The other important difference between a RAW file and a typical JPEG image is the bit depth. Most computer screens and TVs are 8-bit, meaning they can show 256 different levels for each red, green or blue pixel. But, out in the real world, light comes in a much wider range of strengths than this 8-bits can cover. For example, the difference in light strength between daylight and moonlight can be 100000 times.

Luckily, camera sensors can record quite much of that range. The 7D for instance has a 14-bit sensor, which means every pixel in the RAW file can have any of 16384 levels. In fact, one of the big decisions to make when processing a RAW file is just how to squeeze all those original 16834 levels down to just 256 for display.

Regarding video recording, the 7D like many other consumer cameras records "FullHD" (1920x1080) at 24, 25 or 30 frames per second using the H.264 compression format. In fact, the 7D actually records from the sensor at only 1728x972, by throwing away 8 out of every original 9 pixels, and then scaling up the result up a little bit to 1920x1080. After that it converts from 14bit down to 8bit with the same irreversible decisions as for the RAW-to-JPEG conversion, and compresses the resulting data by about 10 times.

The results are quite ok when you play a video back, but if you pause it to look at one of the frames, it's clear the result is very much worse than what you see from RAW still images taken with the same camera.

The 7D was launched in late 2009, which makes it almost an antique in consumer electronics terms (that was the same year as the iPhone 3GS).
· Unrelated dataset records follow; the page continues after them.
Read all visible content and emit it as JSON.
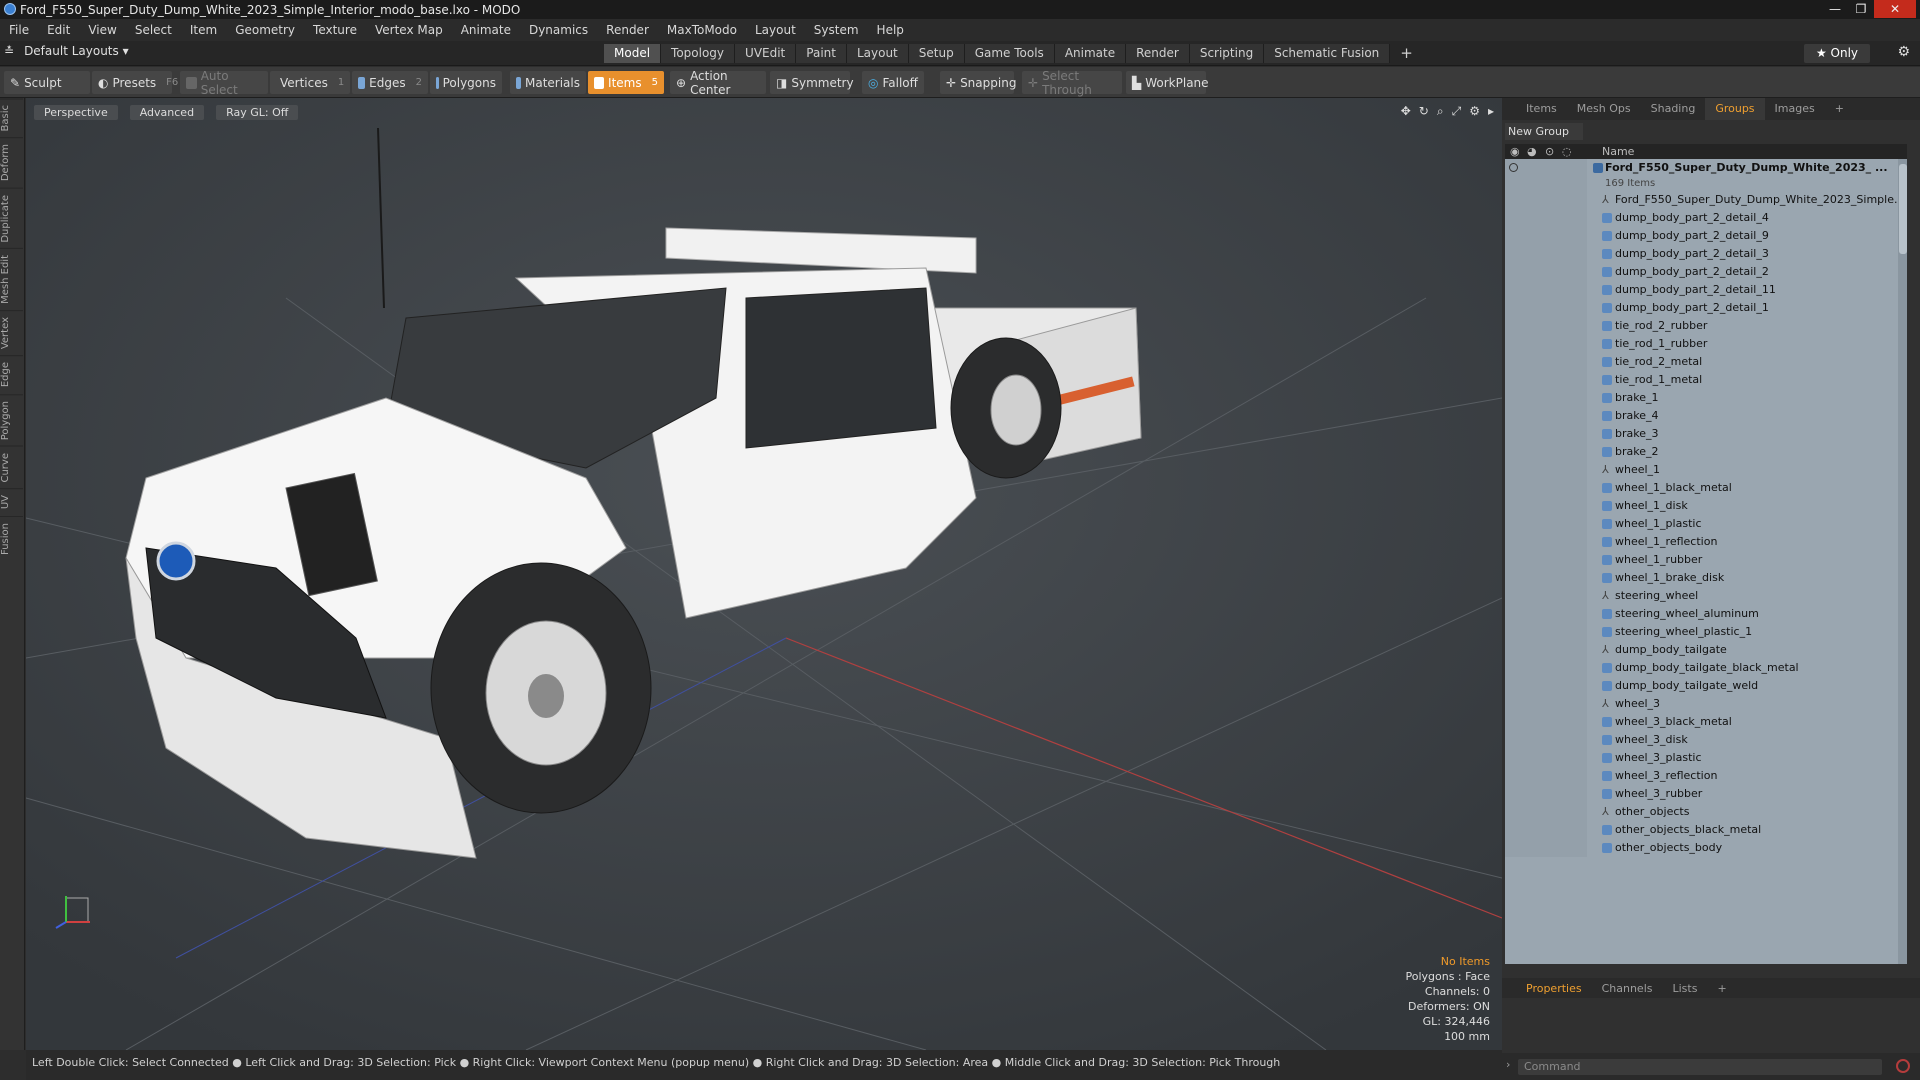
{
  "window": {
    "title": "Ford_F550_Super_Duty_Dump_White_2023_Simple_Interior_modo_base.lxo - MODO",
    "controls": [
      "—",
      "❐",
      "✕"
    ]
  },
  "menu": [
    "File",
    "Edit",
    "View",
    "Select",
    "Item",
    "Geometry",
    "Texture",
    "Vertex Map",
    "Animate",
    "Dynamics",
    "Render",
    "MaxToModo",
    "Layout",
    "System",
    "Help"
  ],
  "layoutbar": {
    "layouts": "Default Layouts ▾",
    "tabs": [
      "Model",
      "Topology",
      "UVEdit",
      "Paint",
      "Layout",
      "Setup",
      "Game Tools",
      "Animate",
      "Render",
      "Scripting",
      "Schematic Fusion"
    ],
    "active_tab": "Model",
    "only": "★ Only"
  },
  "toolbar": {
    "sculpt": "Sculpt",
    "presets": "Presets",
    "presets_key": "F6",
    "auto_select": "Auto Select",
    "vertices": "Vertices",
    "vertices_key": "1",
    "edges": "Edges",
    "edges_key": "2",
    "polygons": "Polygons",
    "materials": "Materials",
    "items": "Items",
    "items_key": "5",
    "action_center": "Action Center",
    "symmetry": "Symmetry",
    "falloff": "Falloff",
    "snapping": "Snapping",
    "select_through": "Select Through",
    "workplane": "WorkPlane"
  },
  "left_tabs": [
    "Basic",
    "Deform",
    "Duplicate",
    "Mesh Edit",
    "Vertex",
    "Edge",
    "Polygon",
    "Curve",
    "UV",
    "Fusion"
  ],
  "viewport": {
    "view": "Perspective",
    "shading": "Advanced",
    "raygl": "Ray GL: Off",
    "info": {
      "selection": "No Items",
      "polygons": "Polygons : Face",
      "channels": "Channels: 0",
      "deformers": "Deformers: ON",
      "gl": "GL: 324,446",
      "scale": "100 mm"
    }
  },
  "status": "Left Double Click: Select Connected ● Left Click and Drag: 3D Selection: Pick ● Right Click: Viewport Context Menu (popup menu) ● Right Click and Drag: 3D Selection: Area ● Middle Click and Drag: 3D Selection: Pick Through",
  "panel_tabs": [
    "Items",
    "Mesh Ops",
    "Shading",
    "Groups",
    "Images"
  ],
  "panel_active": "Groups",
  "new_group": "New Group",
  "col_name": "Name",
  "group_root": "Ford_F550_Super_Duty_Dump_White_2023_ ...",
  "group_count": "169 Items",
  "tree_items": [
    {
      "name": "Ford_F550_Super_Duty_Dump_White_2023_Simple...",
      "type": "locator"
    },
    {
      "name": "dump_body_part_2_detail_4",
      "type": "mesh"
    },
    {
      "name": "dump_body_part_2_detail_9",
      "type": "mesh"
    },
    {
      "name": "dump_body_part_2_detail_3",
      "type": "mesh"
    },
    {
      "name": "dump_body_part_2_detail_2",
      "type": "mesh"
    },
    {
      "name": "dump_body_part_2_detail_11",
      "type": "mesh"
    },
    {
      "name": "dump_body_part_2_detail_1",
      "type": "mesh"
    },
    {
      "name": "tie_rod_2_rubber",
      "type": "mesh"
    },
    {
      "name": "tie_rod_1_rubber",
      "type": "mesh"
    },
    {
      "name": "tie_rod_2_metal",
      "type": "mesh"
    },
    {
      "name": "tie_rod_1_metal",
      "type": "mesh"
    },
    {
      "name": "brake_1",
      "type": "mesh"
    },
    {
      "name": "brake_4",
      "type": "mesh"
    },
    {
      "name": "brake_3",
      "type": "mesh"
    },
    {
      "name": "brake_2",
      "type": "mesh"
    },
    {
      "name": "wheel_1",
      "type": "locator"
    },
    {
      "name": "wheel_1_black_metal",
      "type": "mesh"
    },
    {
      "name": "wheel_1_disk",
      "type": "mesh"
    },
    {
      "name": "wheel_1_plastic",
      "type": "mesh"
    },
    {
      "name": "wheel_1_reflection",
      "type": "mesh"
    },
    {
      "name": "wheel_1_rubber",
      "type": "mesh"
    },
    {
      "name": "wheel_1_brake_disk",
      "type": "mesh"
    },
    {
      "name": "steering_wheel",
      "type": "locator"
    },
    {
      "name": "steering_wheel_aluminum",
      "type": "mesh"
    },
    {
      "name": "steering_wheel_plastic_1",
      "type": "mesh"
    },
    {
      "name": "dump_body_tailgate",
      "type": "locator"
    },
    {
      "name": "dump_body_tailgate_black_metal",
      "type": "mesh"
    },
    {
      "name": "dump_body_tailgate_weld",
      "type": "mesh"
    },
    {
      "name": "wheel_3",
      "type": "locator"
    },
    {
      "name": "wheel_3_black_metal",
      "type": "mesh"
    },
    {
      "name": "wheel_3_disk",
      "type": "mesh"
    },
    {
      "name": "wheel_3_plastic",
      "type": "mesh"
    },
    {
      "name": "wheel_3_reflection",
      "type": "mesh"
    },
    {
      "name": "wheel_3_rubber",
      "type": "mesh"
    },
    {
      "name": "other_objects",
      "type": "locator"
    },
    {
      "name": "other_objects_black_metal",
      "type": "mesh"
    },
    {
      "name": "other_objects_body",
      "type": "mesh"
    }
  ],
  "props_tabs": [
    "Properties",
    "Channels",
    "Lists"
  ],
  "props_active": "Properties",
  "command_placeholder": "Command",
  "colors": {
    "accent": "#e8902d",
    "tree_bg": "#9aa6b0",
    "viewport_bg": "#3f4347"
  }
}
It did get a new firmware version from Canon in 2012, but that didn't include much in the way of major features.

However, shortly after that, the hacker community delivered what Canon would not. Magic Lantern, a software add-on for Canon EOS cameras, was finally ported to the 7D. It had taken a while because the 7D had a more exotic hardware architecture than the other EOS cameras (two Canon "Digic 4" processors instead of just one).

Magic Lantern for 7D made it much more interesting for taking videos. Useful features like live "focus peaking" - highlighting in-focus areas on the viewfinder were a big improvements over the normal interface. And you could also boost the H.264 encoding bitrate higher to try and record more of the original data.

Earlier this year, the Magic Lantern team worked out how to make the EOS cameras record "RAW video" instead of just H.264. Exactly as the names suggests, this is 14bit RAW images recorded at video frame rates, typically between 24 and 30 FPS. This worked best on the expensive 5Dmk3, at real 1920x1080. During the last few weeks, this feature has also come to the 7D at its native video resolution of 1728x972.

Getting that working on my 7D required a bit of investment. Since a RAW video is more than 10 times bigger than the equivalent H.264 file, that means you need a memory card with a very high write speed. The 7D uses CF cards - a format with a long history that I first used on my Psion Series 5 back in 1997(!). The latest and most expensive CF cards can write at 100 Mbytes/second or more, which is what you need to record that RAW video. So I invested in a "1000x 64Gbyte KomputerBay" CF card, and it worked perfectly. But I was in for some shocks.

The first shock was of course the size of the files. Previousy, I had a 32Gb card, which could record more than 80 minutes of H.264. Now my shiny new 64Gbyte could manage only 15 minutes of RAW before getting full.

The second shock was to my PC hard disks, which started filling up at a rate never seen before. The Terabyte or so of spare space I had had was soon gone, filled up with RAW files plus thousands of intermediate image files.

Those were the third shock - there was no player for RAW video files. First they needed to be extracted into thousands of "DNG" files, each one run through a RAW conversion tool with some suitable settings - and finally recompressed into a high quality "normal" video for playback. To get good results, this typically required a few hours of processing time for just a few minutes long video. But the results were worth it, visibly better than anything I had seen the same camera produce in H.264.

There's just no going back to H.264 after sampling RAW video. All those 14bits of light data from the sensor are still there, and for the first time (for me) I'm the one who can decide how they should be displayed - not the camera. Every frame looks great, and due to spending lots of time looking at the intermediate stills, I quickly got a new appreciation for the way the illusion of smooth motion in film is created.

That was another shock actually. Some of you know might know me well as the champion of 60FPS+ motion on smartphone screens. For motion in sharp synthetic scenes, I still believe continuous 60FPS is the minimum needed. But for natural scenes, it's clear how well the time honoured Hollywood approach of exposing each frame for half the inter-frame time (so called 180 degree shutter) works to create just the right amount of blurring for moving objects so that just 24 frames per second is enough to create the illusion.

So, that's it. I'm going to make the effort from now on to film only in RAW. And I'm going to start treating HDs the way I treated DV tape 10 years ago, e.g. buying lots of them.

But, the "workflow" to make best use of the RAW video files is in serious need of improvement. Sounds like just the job for some OpenGL shaders.